At the other end of the long corridor facing us stands a little blonde girl about two years old wearing a white shift dress.
We stare at each other in silence for ages, both mesmerized by the other until she laughs and runs bare footed into one of the rooms nearby. The spell is broken instantly and in rushes a flood of tears that literally shakes my Mum off her feet.
Tears of anger, horror, fear, hatred even that life has brought us to be standing here at this moment. A tidal wave of pent up frustration which up until now has been managed admirably well for five years but is let loose by the innocent charm of this beautiful little stranger.
Half an hour before, we had all been crying tears of a different sort, ones of joy.
We had taken my daughter to the Hydrotherapy pool next door and for the first time in three years, my Mum had been able to hold her granddaughter helped with the buoyancy of the bath warm water. They had laughed manically, twirled and splashed and squealed with delight.

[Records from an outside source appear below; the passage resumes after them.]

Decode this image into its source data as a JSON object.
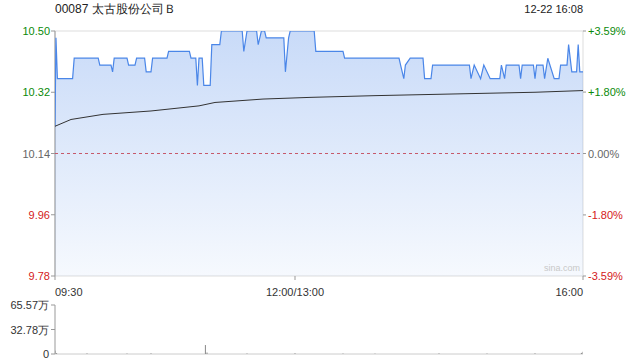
{
  "chart_data": [
    {
      "type": "line",
      "title": "00087 太古股份公司Ｂ",
      "subtitle": "12-22 16:08",
      "annotations": [
        "sina.com"
      ],
      "xlim": [
        0,
        330
      ],
      "xticks": [
        {
          "value": 0,
          "label": "09:30"
        },
        {
          "value": 150,
          "label": "12:00/13:00"
        },
        {
          "value": 330,
          "label": "16:00"
        }
      ],
      "ylim": [
        9.78,
        10.5
      ],
      "yticks": [
        {
          "value": 10.5,
          "label": "10.50"
        },
        10.32,
        10.14,
        9.96,
        9.78
      ],
      "y2lim": [
        -3.59,
        3.59
      ],
      "y2ticks": [
        {
          "value": 3.59,
          "label": "+3.59%"
        },
        {
          "value": 1.8,
          "label": "+1.80%"
        },
        {
          "value": 0,
          "label": "0.00%"
        },
        {
          "value": -1.8,
          "label": "-1.80%"
        },
        {
          "value": -3.59,
          "label": "-3.59%"
        }
      ],
      "grid": false,
      "series": [
        {
          "type": "area",
          "color": "#4a86e8",
          "x": [
            0,
            0.6,
            1.5,
            11,
            12,
            27,
            28,
            35,
            36,
            37,
            45,
            46,
            50,
            51,
            56,
            57,
            60,
            61,
            70,
            71,
            84,
            85,
            88,
            89,
            90,
            92,
            93,
            97,
            98,
            103,
            104,
            117,
            118,
            120,
            126,
            127,
            129,
            131,
            132,
            143,
            144,
            146,
            147,
            162,
            163,
            180,
            181,
            215,
            216,
            218,
            219,
            222,
            230,
            231,
            235,
            236,
            259,
            260,
            262,
            266,
            268,
            272,
            278,
            279,
            281,
            282,
            290,
            291,
            292,
            299,
            300,
            301,
            305,
            306,
            308,
            312,
            315,
            316,
            320,
            321,
            323,
            326,
            327,
            328,
            330
          ],
          "values": [
            10.22,
            10.48,
            10.36,
            10.36,
            10.42,
            10.42,
            10.4,
            10.4,
            10.38,
            10.42,
            10.42,
            10.4,
            10.4,
            10.42,
            10.42,
            10.38,
            10.38,
            10.42,
            10.42,
            10.44,
            10.44,
            10.42,
            10.42,
            10.34,
            10.42,
            10.42,
            10.34,
            10.34,
            10.46,
            10.46,
            10.5,
            10.5,
            10.44,
            10.5,
            10.5,
            10.46,
            10.5,
            10.5,
            10.48,
            10.48,
            10.38,
            10.48,
            10.5,
            10.5,
            10.44,
            10.44,
            10.42,
            10.42,
            10.4,
            10.36,
            10.4,
            10.42,
            10.42,
            10.36,
            10.36,
            10.4,
            10.4,
            10.36,
            10.4,
            10.36,
            10.4,
            10.36,
            10.36,
            10.4,
            10.36,
            10.4,
            10.4,
            10.36,
            10.4,
            10.4,
            10.36,
            10.4,
            10.4,
            10.36,
            10.42,
            10.36,
            10.36,
            10.4,
            10.4,
            10.46,
            10.38,
            10.38,
            10.46,
            10.38,
            10.38
          ]
        },
        {
          "type": "line",
          "color": "#333333",
          "x": [
            0,
            10,
            30,
            60,
            90,
            100,
            130,
            160,
            200,
            250,
            300,
            330
          ],
          "values": [
            10.22,
            10.24,
            10.255,
            10.265,
            10.28,
            10.29,
            10.3,
            10.305,
            10.31,
            10.315,
            10.32,
            10.325
          ]
        }
      ]
    },
    {
      "type": "bar",
      "xlim": [
        0,
        330
      ],
      "ylim": [
        0,
        655700
      ],
      "yticks": [
        {
          "value": 655700,
          "label": "65.57万"
        },
        {
          "value": 327800,
          "label": "32.78万"
        },
        0
      ],
      "tick_labels": "y",
      "color": "#888888",
      "x": [
        0,
        1,
        20,
        45,
        60,
        94,
        95,
        120,
        150,
        180,
        200,
        240,
        270,
        300,
        329,
        330
      ],
      "values": [
        45000,
        12000,
        8000,
        6000,
        9000,
        120000,
        20000,
        7000,
        10000,
        6000,
        5000,
        8000,
        6000,
        9000,
        15000,
        30000
      ]
    }
  ]
}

The 65 years age gap vanished as both overcame their physical limitations and became equal in the water. It was a truly magical experience that I will always remember and which without doubt cemented their bond with each other forever.
Back here in the corridor however, the reality has hit home that to access this wonderful facility, we have had to join a club that neither of us dreamt of. On either side of the corridor are bedrooms each beautifully decorated with cheerful characters, butterflies and castles. Each shares a large en-suite bathroom and has a view outside onto a peaceful garden. Each is equipped with state of the art monitoring equipment, special beds, oxygen on tap and emergency alarm call systems.
The larger room on the left is an office where real life angels work and part of their role is to look after terminally ill children staying here.
We are stood in a children’s hospice.
We have accessed this special place because my daughter has a life threatening form of epilepsy.
We also need respite now and again and are able to get it here, safe in the knowledge that she is in the best possible care.
When we first visited I felt like a fraud, thankful that my girl was not terminally ill and slightly guilty to be accessing the services.
A year on however and I have learned that as well as this hugely important role, the hospice also offers a fun safe place to play, make new friends and get a break in the company of other special needs families.
Our three generation party of girls still go swimming here and we have now been to parties too, celebrating being members of this special club that we once knew nothing about.